The lock on the door clicked. She yanked the drive free. The screens went black.
“Tell me there’s another way out.”
Vent above you. Go.
She climbed fast, pulling herself into the narrow shaft as the door below burst open. Voices shouted. Flashlights cut through the dark.
She crawled through the vent, body brushing cold steel, the echo of boots below chasing her. The shaft opened onto another corridor. She dropped down and landed hard, knees scraping tile.
Ahead was a maintenance elevator. She hit the button. Nothing.
Behind her, the door she’d come from rattled.
Override it. Use the code.
“What code?”
The one you gave me.
She stared at the keypad. Her fingers moved on their own—seven digits, muscle memory, not thought. The light blinked green.
The elevator shuddered to life.
As it climbed, she looked at her reflection in the metal wall. Her pupils were glowing faintly white.
“Tell me the truth,” she said. “What am I becoming?”

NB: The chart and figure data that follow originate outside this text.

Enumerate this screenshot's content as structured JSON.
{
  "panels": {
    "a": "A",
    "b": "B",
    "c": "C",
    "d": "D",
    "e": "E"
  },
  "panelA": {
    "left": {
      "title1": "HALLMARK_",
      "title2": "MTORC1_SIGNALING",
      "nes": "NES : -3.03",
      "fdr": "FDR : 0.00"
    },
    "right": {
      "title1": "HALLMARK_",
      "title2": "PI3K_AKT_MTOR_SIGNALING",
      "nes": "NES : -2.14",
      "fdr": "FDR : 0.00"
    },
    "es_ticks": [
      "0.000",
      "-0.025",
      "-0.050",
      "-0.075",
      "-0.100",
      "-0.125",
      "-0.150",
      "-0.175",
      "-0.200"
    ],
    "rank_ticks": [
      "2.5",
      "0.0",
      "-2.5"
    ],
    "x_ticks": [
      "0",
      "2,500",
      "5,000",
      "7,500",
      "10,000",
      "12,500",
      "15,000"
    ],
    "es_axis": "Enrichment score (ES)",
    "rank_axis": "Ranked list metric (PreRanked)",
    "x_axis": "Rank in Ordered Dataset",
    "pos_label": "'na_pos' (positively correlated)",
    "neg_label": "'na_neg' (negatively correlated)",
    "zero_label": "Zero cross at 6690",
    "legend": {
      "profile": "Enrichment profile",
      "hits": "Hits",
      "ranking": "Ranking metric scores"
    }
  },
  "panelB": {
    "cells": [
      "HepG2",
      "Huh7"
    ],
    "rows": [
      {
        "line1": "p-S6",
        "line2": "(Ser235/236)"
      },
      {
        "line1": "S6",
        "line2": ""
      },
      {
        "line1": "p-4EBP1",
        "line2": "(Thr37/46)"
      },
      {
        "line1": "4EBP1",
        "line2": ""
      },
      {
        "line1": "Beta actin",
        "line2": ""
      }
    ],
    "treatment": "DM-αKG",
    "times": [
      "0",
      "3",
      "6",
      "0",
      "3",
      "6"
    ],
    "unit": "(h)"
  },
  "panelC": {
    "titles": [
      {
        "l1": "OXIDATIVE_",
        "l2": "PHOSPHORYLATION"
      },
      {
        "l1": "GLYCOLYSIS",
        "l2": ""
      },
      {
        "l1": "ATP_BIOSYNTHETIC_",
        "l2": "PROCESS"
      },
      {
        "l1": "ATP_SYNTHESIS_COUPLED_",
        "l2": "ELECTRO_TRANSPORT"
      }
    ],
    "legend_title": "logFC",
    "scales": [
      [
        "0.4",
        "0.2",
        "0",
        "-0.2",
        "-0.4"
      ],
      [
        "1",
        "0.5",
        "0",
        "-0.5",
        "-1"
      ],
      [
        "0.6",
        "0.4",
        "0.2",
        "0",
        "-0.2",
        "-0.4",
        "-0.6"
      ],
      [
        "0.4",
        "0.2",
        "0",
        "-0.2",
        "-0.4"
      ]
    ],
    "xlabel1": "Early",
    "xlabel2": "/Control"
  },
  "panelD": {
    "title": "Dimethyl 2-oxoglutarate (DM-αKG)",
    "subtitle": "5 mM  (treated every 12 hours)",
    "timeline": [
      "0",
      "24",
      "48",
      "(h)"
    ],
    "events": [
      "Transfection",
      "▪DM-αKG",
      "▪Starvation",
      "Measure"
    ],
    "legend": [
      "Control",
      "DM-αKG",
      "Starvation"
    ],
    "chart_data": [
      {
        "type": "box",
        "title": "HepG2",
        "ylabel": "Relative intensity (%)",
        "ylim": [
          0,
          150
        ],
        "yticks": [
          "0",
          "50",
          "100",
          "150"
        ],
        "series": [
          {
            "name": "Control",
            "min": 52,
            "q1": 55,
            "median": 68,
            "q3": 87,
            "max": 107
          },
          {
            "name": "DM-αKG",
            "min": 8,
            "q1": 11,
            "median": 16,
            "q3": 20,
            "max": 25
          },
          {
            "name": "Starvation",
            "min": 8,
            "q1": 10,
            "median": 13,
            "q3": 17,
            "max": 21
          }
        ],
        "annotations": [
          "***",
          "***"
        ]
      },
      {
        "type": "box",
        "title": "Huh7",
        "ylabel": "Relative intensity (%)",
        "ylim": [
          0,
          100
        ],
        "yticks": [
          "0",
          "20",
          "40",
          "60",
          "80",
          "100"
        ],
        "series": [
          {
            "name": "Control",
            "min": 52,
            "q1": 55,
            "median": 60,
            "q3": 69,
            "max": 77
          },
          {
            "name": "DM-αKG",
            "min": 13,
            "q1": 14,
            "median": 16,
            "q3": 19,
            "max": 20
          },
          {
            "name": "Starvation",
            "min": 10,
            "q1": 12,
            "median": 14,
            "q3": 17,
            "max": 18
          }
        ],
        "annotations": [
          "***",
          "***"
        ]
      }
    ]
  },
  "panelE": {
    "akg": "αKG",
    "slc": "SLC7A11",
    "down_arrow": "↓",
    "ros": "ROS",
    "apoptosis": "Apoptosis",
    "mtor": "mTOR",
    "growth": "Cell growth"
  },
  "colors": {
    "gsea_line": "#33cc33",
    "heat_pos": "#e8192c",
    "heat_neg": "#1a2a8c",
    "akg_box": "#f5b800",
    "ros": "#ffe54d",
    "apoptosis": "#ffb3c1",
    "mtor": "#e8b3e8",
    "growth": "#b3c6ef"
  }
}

The version of us that doesn’t need to hide.
“Meaning?”
Meaning they made one copy too strong to control.
The elevator stopped with a jolt. The doors opened to a rooftop soaked in rain. City lights stretched in every direction. She stepped out, wind tearing at her coat.
Her phone buzzed.
Unknown number.
She hesitated, then answered.
A familiar voice. Calm. Low. “Lora.”
Her breath caught. “Steve?”
“You need to stop running.”
She laughed once, breathless. “You wouldn’t say that if you knew what I am.”

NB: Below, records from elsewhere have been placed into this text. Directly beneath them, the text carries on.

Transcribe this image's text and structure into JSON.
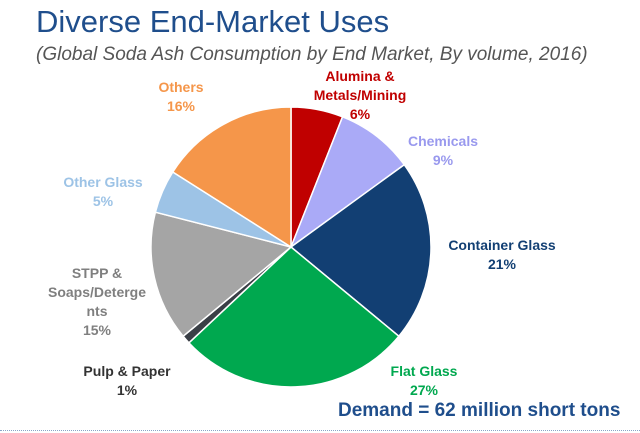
{
  "header": {
    "title": "Diverse End-Market Uses",
    "subtitle": "(Global Soda Ash Consumption by End Market, By volume, 2016)"
  },
  "footer": {
    "demand_text": "Demand = 62 million short tons"
  },
  "chart_data": {
    "type": "pie",
    "title": "",
    "unit": "%",
    "slices": [
      {
        "label": "Alumina & Metals/Mining",
        "value": 6,
        "value_label": "6%",
        "color": "#c00000"
      },
      {
        "label": "Chemicals",
        "value": 9,
        "value_label": "9%",
        "color": "#aaaaf7"
      },
      {
        "label": "Container Glass",
        "value": 21,
        "value_label": "21%",
        "color": "#123f73"
      },
      {
        "label": "Flat Glass",
        "value": 27,
        "value_label": "27%",
        "color": "#00a84f"
      },
      {
        "label": "Pulp & Paper",
        "value": 1,
        "value_label": "1%",
        "color": "#3a3f46"
      },
      {
        "label": "STPP & Soaps/Detergents",
        "value": 15,
        "value_label": "15%",
        "color": "#a5a5a5"
      },
      {
        "label": "Other Glass",
        "value": 5,
        "value_label": "5%",
        "color": "#9dc3e6"
      },
      {
        "label": "Others",
        "value": 16,
        "value_label": "16%",
        "color": "#f5964a"
      }
    ],
    "label_lines": [
      [
        "Alumina &",
        "Metals/Mining"
      ],
      [
        "Chemicals"
      ],
      [
        "Container Glass"
      ],
      [
        "Flat Glass"
      ],
      [
        "Pulp & Paper"
      ],
      [
        "STPP &",
        "Soaps/Deterge",
        "nts"
      ],
      [
        "Other Glass"
      ],
      [
        "Others"
      ]
    ],
    "label_colors": [
      "#c00000",
      "#9999ee",
      "#123f73",
      "#00a84f",
      "#333333",
      "#7f7f7f",
      "#9dc3e6",
      "#f5964a"
    ],
    "legend": "none"
  }
}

“I do,” he said. “And I know what they’re going to do next.”
“What?”
“The Board has activated the recall protocol. Every duplicate on the grid will collapse in twenty-four hours.”
She stared into the rain. “Every duplicate?”
“Yes,” he said. “Including you.”
The line went dead.
She looked down at the drive in her hand. The label flickered once, the letters shifting.
RECALL: 23:59:54
Her reflection in the glass railing smiled back faintly—not just hers.